The next day early in the morning, we caught a bullet train from Xining train station to Zhangye. It was fast with glimpses of the dramatic landscape from the comfort of a chair. Departing straight from the station we headed for the Mati or Matisi Temple built during the Jin Dynasty, located in a huge park full of sacred temple grottos perched on the cliff faces containing statues and delicate murals. It was back to Zhangye for the night and a Christmas Day evening meal, quite different from my last year's Christmas Day in the tropics of Bali at the St Regis.
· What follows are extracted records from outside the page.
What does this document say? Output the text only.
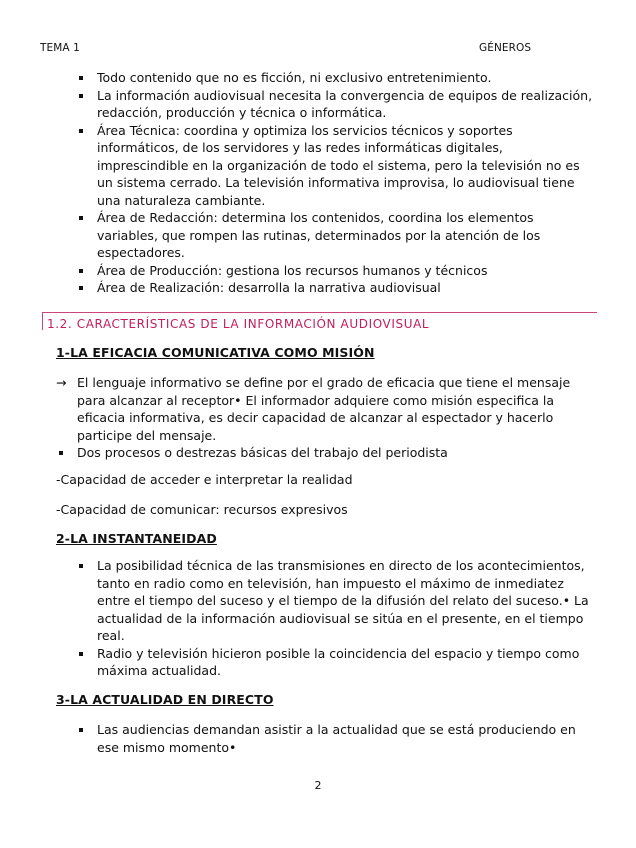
TEMA 1	GÉNEROS
Todo contenido que no es ficción, ni exclusivo entretenimiento.
La información audiovisual necesita la convergencia de equipos de realización, redacción, producción y técnica o informática.
Área Técnica: coordina y optimiza los servicios técnicos y soportes informáticos, de los servidores y las redes informáticas digitales, imprescindible en la organización de todo el sistema, pero la televisión no es un sistema cerrado. La televisión informativa improvisa, lo audiovisual tiene una naturaleza cambiante.
Área de Redacción: determina los contenidos, coordina los elementos variables, que rompen las rutinas, determinados por la atención de los espectadores.
Área de Producción: gestiona los recursos humanos y técnicos
Área de Realización: desarrolla la narrativa audiovisual
1.2. CARACTERÍSTICAS DE LA INFORMACIÓN AUDIOVISUAL
1-LA EFICACIA COMUNICATIVA COMO MISIÓN
→ El lenguaje informativo se define por el grado de eficacia que tiene el mensaje para alcanzar al receptor• El informador adquiere como misión especifica la eficacia informativa, es decir capacidad de alcanzar al espectador y hacerlo participe del mensaje.
Dos procesos o destrezas básicas del trabajo del periodista
-Capacidad de acceder e interpretar la realidad
-Capacidad de comunicar: recursos expresivos
2-LA INSTANTANEIDAD
La posibilidad técnica de las transmisiones en directo de los acontecimientos, tanto en radio como en televisión, han impuesto el máximo de inmediatez entre el tiempo del suceso y el tiempo de la difusión del relato del suceso.• La actualidad de la información audiovisual se sitúa en el presente, en el tiempo real.
Radio y televisión hicieron posible la coincidencia del espacio y tiempo como máxima actualidad.
3-LA ACTUALIDAD EN DIRECTO
Las audiencias demandan asistir a la actualidad que se está produciendo en ese mismo momento•
2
In the morning the guide took me for my second Covid test ready for the return back to Beijing, yes another, having only just had one in Beijing to come on the trip. All negative! Zhangye I discovered, is located midway in the Hexi Corridor, a place known for its wealth of natural resources provided by melting snow and glaciers from the Qilian mountains. The city itself has a centre piece, the Giant Buddha Temple, noted for its gigantic reclining Buddha statue made around 1100 C.E, measuring thirty five metres long. The afternoon was spent in Pingshanhu canyon hiking, described as the Grand Canyon of China, surreal because of its Martian inspired landscape. There were options for the hike and I chose to walk along the top rather than down hundreds of stairs to the bottom which was fine, it was the upward climb up a spiral staircase that I guiltily avoided but hey I was holiday!
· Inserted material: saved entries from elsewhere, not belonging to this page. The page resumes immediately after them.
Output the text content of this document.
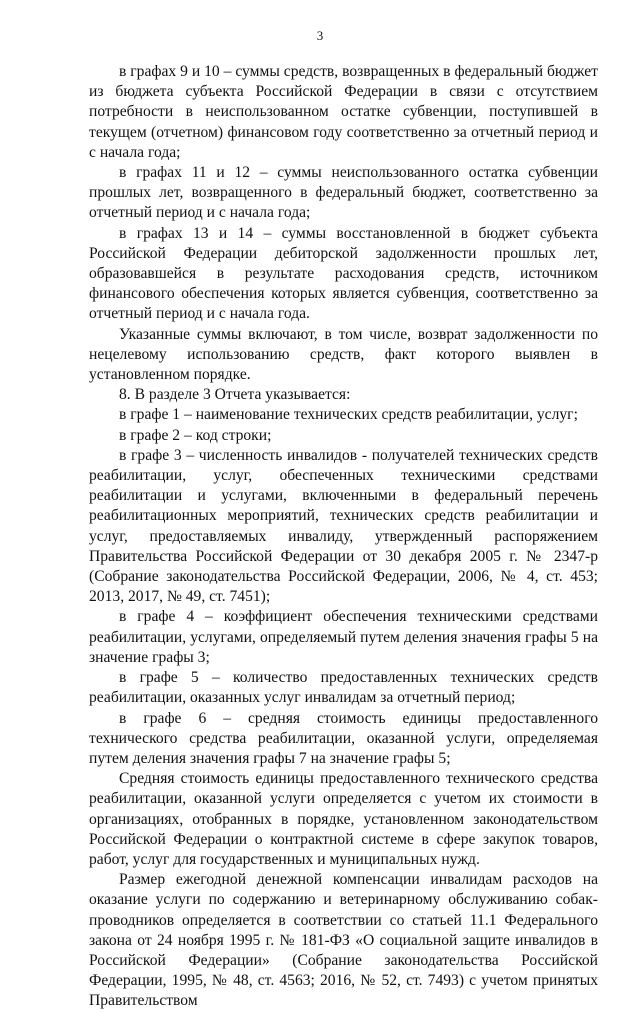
3

в графах 9 и 10 – суммы средств, возвращенных в федеральный бюджет из бюджета субъекта Российской Федерации в связи с отсутствием потребности в неиспользованном остатке субвенции, поступившей в текущем (отчетном) финансовом году соответственно за отчетный период и с начала года;

в графах 11 и 12 – суммы неиспользованного остатка субвенции прошлых лет, возвращенного в федеральный бюджет, соответственно за отчетный период и с начала года;

в графах 13 и 14 – суммы восстановленной в бюджет субъекта Российской Федерации дебиторской задолженности прошлых лет, образовавшейся в результате расходования средств, источником финансового обеспечения которых является субвенция, соответственно за отчетный период и с начала года.

Указанные суммы включают, в том числе, возврат задолженности по нецелевому использованию средств, факт которого выявлен в установленном порядке.

8. В разделе 3 Отчета указывается:

в графе 1 – наименование технических средств реабилитации, услуг;

в графе 2 – код строки;

в графе 3 – численность инвалидов - получателей технических средств реабилитации, услуг, обеспеченных техническими средствами реабилитации и услугами, включенными в федеральный перечень реабилитационных мероприятий, технических средств реабилитации и услуг, предоставляемых инвалиду, утвержденный распоряжением Правительства Российской Федерации от 30 декабря 2005 г. № 2347-р (Собрание законодательства Российской Федерации, 2006, № 4, ст. 453; 2013, 2017, № 49, ст. 7451);

в графе 4 – коэффициент обеспечения техническими средствами реабилитации, услугами, определяемый путем деления значения графы 5 на значение графы 3;

в графе 5 – количество предоставленных технических средств реабилитации, оказанных услуг инвалидам за отчетный период;

в графе 6 – средняя стоимость единицы предоставленного технического средства реабилитации, оказанной услуги, определяемая путем деления значения графы 7 на значение графы 5;

Средняя стоимость единицы предоставленного технического средства реабилитации, оказанной услуги определяется с учетом их стоимости в организациях, отобранных в порядке, установленном законодательством Российской Федерации о контрактной системе в сфере закупок товаров, работ, услуг для государственных и муниципальных нужд.

Размер ежегодной денежной компенсации инвалидам расходов на оказание услуги по содержанию и ветеринарному обслуживанию собак-проводников определяется в соответствии со статьей 11.1 Федерального закона от 24 ноября 1995 г. № 181-ФЗ «О социальной защите инвалидов в Российской Федерации» (Собрание законодательства Российской Федерации, 1995, № 48, ст. 4563; 2016, № 52, ст. 7493) с учетом принятых Правительством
Another geological wonder awaited in the morning, after breakfast we were off to the Zhangye Danxia National Geological Park, the Rainbow Mountains; a mountain range of cretaceous sandstones and siltstones all deposited before the Himalayan Mountains were formed. I learnt that the sand and silt contains iron and trace minerals that form the colours of red, orange and yellow that slice through the rocks to create the famed rainbow effect. After a lot of hiking and some delicious local food, the next stop was Jiayuguan for an overnight stay. The hotel was luxurious and the breakfast good, then in the morning we visited the Jiayuguan pass, featuring the most westerly part of the Great Wall and a fortress, built during the Ming Dynasty. The vista at the uppermost beacon tower after a 500 step climb in the snow was magnificent, yes an exhausting climb but worth it. The fortress was built around the year 1372 built between the legendary town of Kashgar to the west and Dunhuang to the east, a famous waypoint along the Silk Road. During the age of the Chinese Kingdom, the fortress protected the Western border, it had a fearless reputation and it’s said that those exiled from the kingdom by the Emperor were ordered to head west into the vast Gobi desert and never return.


Then a five hour drive took us through the Gobi desert to the final stop of Dunhuang, once an important hub place for trade on the Silk Road, where people once met to commerce all kinds of products. The hotel reminded me of the Middle East with its Arabian flavour due to the local Muslim heritage. How I miss the Middle East I discovered. In the morning we soaked in the Mogao Grottoes, also known as the Thousand Buddha Grottoes, a UNESCO World Heritage site. In the freezing cold amongst some film crews, the guide took us through eight grottoes to view the mural sand paintings which were created during the Sui, Tang and Song dynasties. It was fascinating to glimpse the evolution of Buddhist art depicting the medieval politics and economies of the time. According to legend, in 366 C.E., a monk named Yuezun had a vision of a thousand radiant Buddhas on the cliff face, which inspired him to begin excavating the caves. The tour took four hours which included an IMAX movie, and then we made our way to the Echoing Sand Mountain and Crescent Lake, a huge sand dunned area where the wind entwined with the dunes often make a loud almost like some type of ancient musical instrument. Apparently, the Crescent Lake's been in existence for hundreds of years without ever being covered by sand. So I took a refreshing camel ride, very refreshing in the wind, then walked around, beautiful unlike any of my previous desert experiences.


Ah, in the morning after a simple breakfast of vegetables and eggs, the airport awaited for the flight back to Beijing. The Old Silk Road, a whistle stop tour but one I’ll never forget,


A Happy New Year to you all, stay safe and see you in February!